I have been publishing through Amazon’s print-on-demand service for fourteen years now and while it’s not perfect, it’s worked well for me. The thing is though, like every other service, I am at its mercy. If a day comes when Amazon decides that they no longer want to be in that business then I suddenly lose my publisher. A lot has changed since the years when I was looking for a publisher but the gates are still in place and I have yet to find a door open to me. 

Maybe that’s due to my skill as a writer, or my poor query skills, or I just don’t fit a niche. 

I dunno. 

It’s scary though as corporate interests shift and companies devour one another, thus taking away options for consumers and creators. There’s a point where the corporations will start deciding what is seen and what isn’t.
They will become the gatekeepers to art. 

As we move into a future where physical media is no longer prioritized it opens a door as it closes another. Sure, you could still get your work out to the world digitally if you can find a marketplace for it and a means for people to read it, but it also means that books will slowly become fewer and fewer. Books are a tangible thing, a physical thing, a tactile thing that elicits memories that digital files do not. We are beings of sense and our senses connect us to things, and those connections come via memories either new or old. 

Will we ever connect to a digital file, a digital mix-tape like we do a cassette or CD mix?

Will we cherish an e-book as much as we do that first paperback book we ever read?

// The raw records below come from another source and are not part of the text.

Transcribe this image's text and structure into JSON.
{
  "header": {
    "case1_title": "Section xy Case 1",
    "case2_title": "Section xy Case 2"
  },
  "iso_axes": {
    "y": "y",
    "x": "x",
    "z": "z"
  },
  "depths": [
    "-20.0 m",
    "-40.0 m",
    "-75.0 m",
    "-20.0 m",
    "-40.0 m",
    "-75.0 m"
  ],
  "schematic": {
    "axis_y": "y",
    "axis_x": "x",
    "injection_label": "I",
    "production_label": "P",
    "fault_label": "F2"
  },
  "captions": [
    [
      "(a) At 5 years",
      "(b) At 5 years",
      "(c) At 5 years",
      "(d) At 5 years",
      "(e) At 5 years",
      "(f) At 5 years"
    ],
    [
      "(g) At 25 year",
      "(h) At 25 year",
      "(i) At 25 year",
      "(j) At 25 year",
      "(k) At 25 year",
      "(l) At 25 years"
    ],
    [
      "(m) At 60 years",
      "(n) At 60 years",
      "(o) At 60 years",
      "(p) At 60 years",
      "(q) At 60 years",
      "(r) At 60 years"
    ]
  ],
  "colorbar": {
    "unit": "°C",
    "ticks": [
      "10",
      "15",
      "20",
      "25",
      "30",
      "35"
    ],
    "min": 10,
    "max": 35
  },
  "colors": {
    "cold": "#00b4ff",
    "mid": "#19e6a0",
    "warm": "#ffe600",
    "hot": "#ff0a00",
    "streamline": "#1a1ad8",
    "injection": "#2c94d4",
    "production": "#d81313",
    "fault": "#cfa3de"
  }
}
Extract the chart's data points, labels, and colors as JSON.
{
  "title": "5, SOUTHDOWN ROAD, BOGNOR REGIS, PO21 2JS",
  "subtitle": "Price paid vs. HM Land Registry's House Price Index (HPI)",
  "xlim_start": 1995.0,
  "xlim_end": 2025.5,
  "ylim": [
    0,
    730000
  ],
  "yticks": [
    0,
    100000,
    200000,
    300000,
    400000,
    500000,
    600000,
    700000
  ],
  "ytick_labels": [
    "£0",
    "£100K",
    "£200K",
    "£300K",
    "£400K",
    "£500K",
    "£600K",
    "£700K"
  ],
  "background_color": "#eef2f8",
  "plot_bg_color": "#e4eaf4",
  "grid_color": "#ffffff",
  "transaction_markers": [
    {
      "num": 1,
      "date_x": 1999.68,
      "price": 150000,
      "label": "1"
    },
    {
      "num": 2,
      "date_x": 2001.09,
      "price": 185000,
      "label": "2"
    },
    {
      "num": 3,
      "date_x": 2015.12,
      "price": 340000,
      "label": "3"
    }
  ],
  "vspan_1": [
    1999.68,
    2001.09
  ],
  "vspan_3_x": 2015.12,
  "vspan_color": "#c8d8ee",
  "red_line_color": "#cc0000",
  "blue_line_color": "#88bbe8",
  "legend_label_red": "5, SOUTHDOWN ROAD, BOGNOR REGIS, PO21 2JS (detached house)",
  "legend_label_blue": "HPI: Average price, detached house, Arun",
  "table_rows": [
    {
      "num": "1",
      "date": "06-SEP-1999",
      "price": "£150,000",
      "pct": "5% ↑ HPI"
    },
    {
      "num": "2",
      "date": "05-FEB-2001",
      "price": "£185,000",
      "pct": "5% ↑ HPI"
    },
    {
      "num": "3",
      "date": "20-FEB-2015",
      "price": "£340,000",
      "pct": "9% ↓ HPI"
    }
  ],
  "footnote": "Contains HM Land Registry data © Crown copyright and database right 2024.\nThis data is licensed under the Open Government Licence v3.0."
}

It’s sad that we are so excited to do less to get more, even if it means that our options are decided for us and whittled down to a handful of companies that, when they fail, everything they devoured fails as well. 

And all of it will disappear. 

I’d say there have to be better ways, better ways to do this, and there may be, but unless it makes the creator more money than the methods employed now, why bother? Why does Amazon, Lulu, or any other POD bookseller care if there’s a better way when they just want to make it easy enough for anyone to put work out they can take a percentage of? And the publishing world is no better as publishing houses got too big and shuttered or sold themselves to competitors and we’re inundated with whatever fad is current. Murder books? Horror books? Mysteries? 

Whatever it is, they’ll have it. 

There’s not as much interest in the next big thing, or in finding something different.

It doesn’t pay to do that. 

You see that even with the streamers. 

So what will it be?

A subscription service to e-books?

Moving books into podcasts and not just books on audio?

How many of us will be lost in the next seismic shift?

The authors good, bad, and just OK. 

We have seen how movies and music are moving towards streaming only and in that we lose something. We lose ownership and we lose the artifacts that create the memories. The things deeper than the art itself and far more personal. 


We are being told what we want doesn’t matter. 

What we feel doesn’t matter. 

And we’re being told what will be preserved for the future. 

And as always, it’s all about money. 

It’s a weird, scary time to love art, to love books, to love music, and to love movies. It’s a hard time to love physical media and what it stands for beyond what it is. 

I don’t know what will come next but I hope by that time, by the time the curtain comes down, I will have put out enough books that I’ll be ready to say – that’s enough – and mean it.